Household consumption rose 2 per cent on the previous three months, said the agency, while incomes were down fractionally by 0.1 per cent.
The agency noted that the saving rate can be more variable in the final three months of the year due to additional household spending at Christmas.
Disposable income is the income remaining after deducting tax and social insurance that is available to be spent or saved. The figures indicate households saved €2.5 billion in the final quarter.
“While Ireland is very good at saving, it is far less confident when it comes to investing,” said Teresa Bruen from insurance broker Gallagher.
“A large volume of household wealth is effectively parked in cash or property, which is safe in the short term but often inefficient over longer time horizons.
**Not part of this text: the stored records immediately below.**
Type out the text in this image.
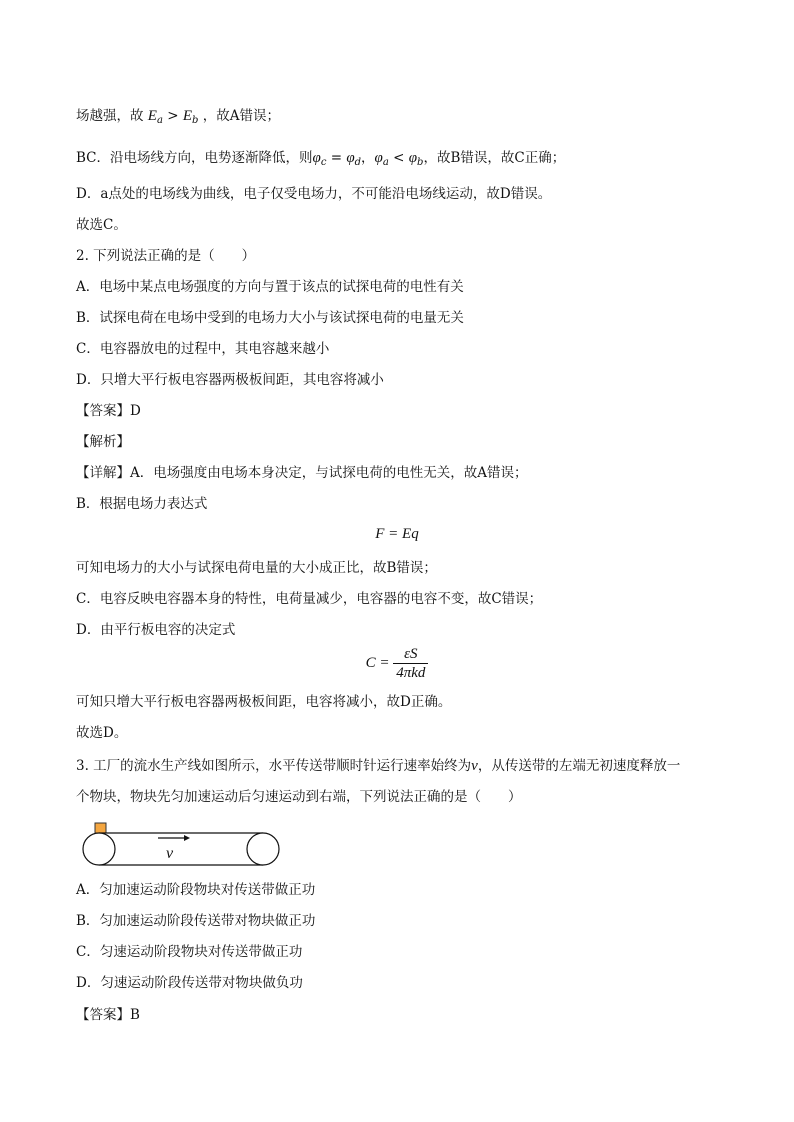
场越强，故 $E_a > E_b$ ，故A错误；
BC．沿电场线方向，电势逐渐降低，则$\varphi_c = \varphi_d$，$\varphi_a < \varphi_b$，故B错误，故C正确；
D．a点处的电场线为曲线，电子仅受电场力，不可能沿电场线运动，故D错误。
故选C。
2. 下列说法正确的是（　　）
A．电场中某点电场强度的方向与置于该点的试探电荷的电性有关
B．试探电荷在电场中受到的电场力大小与该试探电荷的电量无关
C．电容器放电的过程中，其电容越来越小
D．只增大平行板电容器两极板间距，其电容将减小
【答案】D
【解析】
【详解】A．电场强度由电场本身决定，与试探电荷的电性无关，故A错误；
B．根据电场力表达式
F = Eq
可知电场力的大小与试探电荷电量的大小成正比，故B错误；
C．电容反映电容器本身的特性，电荷量减少，电容器的电容不变，故C错误；
D．由平行板电容的决定式
$C = \frac{\varepsilon S}{\text{4πkd}}$
可知只增大平行板电容器两极板间距，电容将减小，故D正确。
故选D。
3. 工厂的流水生产线如图所示，水平传送带顺时针运行速率始终为v，从传送带的左端无初速度释放一
个物块，物块先匀加速运动后匀速运动到右端，下列说法正确的是（　　）
v
A．匀加速运动阶段物块对传送带做正功
B．匀加速运动阶段传送带对物块做正功
C．匀速运动阶段物块对传送带做正功
D．匀速运动阶段传送带对物块做负功
【答案】B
Many savers continue to use easy-access accounts as the default, missing out on better returns available through short-term fixed deposits or other investment options,” she added.
“Simon Harris’s SSIA-like [special saving incentive account] proposal could help middle-income savers engage with investing, but such schemes carry risk and do not guarantee returns,” said Bruen.
“Without guidance, individuals may invest in assets they are unprepared for or struggle to cope with market volatility,” she said.
SSIAs were introduced in 2001 by former minister for finance Charlie McCreevy to incentivise household saving.
As part of the scheme, the government topped up savings in SSIAs by 25 per cent of the amount saved each month over a five-year period.
The scheme attracted about 1.1 million subscribers and enabled the accumulation of an estimated €16 billion in savings.
While it was widely praised at inception for encouraging financial prudence, it had unintended consequences and got caught up in and mired by the financial crash that followed.